Team president Derrick Hall, who calls the it “state-of-art” synthetic grass, says it will be better for players as the type of natural grass that they could get to grow in the challenging environment of “indoors and in the desert” was hard and rather unforgiving and had a tendency to break up and cause players to slip. It’ll be better for fans too, Hall says, because they won’t have to keep the roof open during the day to grow the grass, which makes it rather stuffy in the ballpark until the air conditioner has had a chance to catch up in the evening. It’ll obviously help save on cooling costs and will conserve a lot of water as well. According to the Diamondbacks it’ll cut water usage by 90% and will save two million gallons a year.
All of which makes one wonder why they bothered to build a retractable roof ballpark instead of a straight dome in the first place. I suppose the answer is “it was the 90s and we still believed we could do difficult things fairly easily then” or something like it.
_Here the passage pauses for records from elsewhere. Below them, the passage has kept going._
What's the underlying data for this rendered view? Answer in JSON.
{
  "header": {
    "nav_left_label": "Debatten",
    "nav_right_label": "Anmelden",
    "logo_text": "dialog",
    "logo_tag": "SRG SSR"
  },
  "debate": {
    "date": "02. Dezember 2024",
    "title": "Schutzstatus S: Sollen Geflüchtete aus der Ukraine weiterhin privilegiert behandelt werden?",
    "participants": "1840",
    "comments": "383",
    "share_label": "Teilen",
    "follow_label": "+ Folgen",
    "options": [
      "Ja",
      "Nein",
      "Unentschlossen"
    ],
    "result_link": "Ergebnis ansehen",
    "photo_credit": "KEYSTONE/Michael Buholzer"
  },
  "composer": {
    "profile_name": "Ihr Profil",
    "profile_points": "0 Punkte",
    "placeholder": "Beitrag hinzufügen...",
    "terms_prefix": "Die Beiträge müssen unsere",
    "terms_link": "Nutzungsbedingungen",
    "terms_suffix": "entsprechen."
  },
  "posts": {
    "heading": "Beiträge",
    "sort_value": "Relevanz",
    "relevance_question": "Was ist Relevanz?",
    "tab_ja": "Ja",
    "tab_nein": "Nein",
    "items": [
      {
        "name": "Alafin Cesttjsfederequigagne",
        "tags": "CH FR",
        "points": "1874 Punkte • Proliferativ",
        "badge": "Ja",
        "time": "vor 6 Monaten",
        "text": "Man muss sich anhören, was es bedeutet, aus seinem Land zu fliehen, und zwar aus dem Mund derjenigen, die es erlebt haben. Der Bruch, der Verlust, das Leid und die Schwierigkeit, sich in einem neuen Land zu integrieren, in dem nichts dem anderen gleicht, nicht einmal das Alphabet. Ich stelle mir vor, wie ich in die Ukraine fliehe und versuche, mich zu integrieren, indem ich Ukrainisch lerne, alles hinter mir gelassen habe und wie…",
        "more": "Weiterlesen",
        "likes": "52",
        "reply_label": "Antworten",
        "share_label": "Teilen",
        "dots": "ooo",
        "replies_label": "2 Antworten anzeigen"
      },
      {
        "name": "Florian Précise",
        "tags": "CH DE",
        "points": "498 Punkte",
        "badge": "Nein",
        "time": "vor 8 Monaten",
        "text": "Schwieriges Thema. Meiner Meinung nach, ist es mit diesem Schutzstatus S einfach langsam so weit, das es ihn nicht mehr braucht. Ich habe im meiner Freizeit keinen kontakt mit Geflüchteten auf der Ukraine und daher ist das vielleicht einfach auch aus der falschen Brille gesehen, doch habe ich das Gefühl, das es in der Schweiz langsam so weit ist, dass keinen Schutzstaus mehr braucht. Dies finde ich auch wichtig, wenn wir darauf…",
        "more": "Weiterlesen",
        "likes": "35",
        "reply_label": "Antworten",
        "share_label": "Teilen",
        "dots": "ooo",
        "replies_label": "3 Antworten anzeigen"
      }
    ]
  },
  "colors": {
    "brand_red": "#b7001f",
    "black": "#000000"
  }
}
It probably also has to do with fake grass being better now than it was over 20 years ago when Chase Field was designed.
From an aesthetics standpoint, it will not look like those 1970s turf fields, as the warning track, the infield, and the path between home plate and the mound will remain dirt as opposed to having those sliding pits that used to be so common.
I’m generally pro-grass and anti-turf, but I think it’s fair to suspend those preferences when we’re talking about playing in the desert. If it was for no reason other than water and energy savings it’d be worth it, but given that the grass in Chase Field is not up to snuff should make it a pretty easy case to go fake.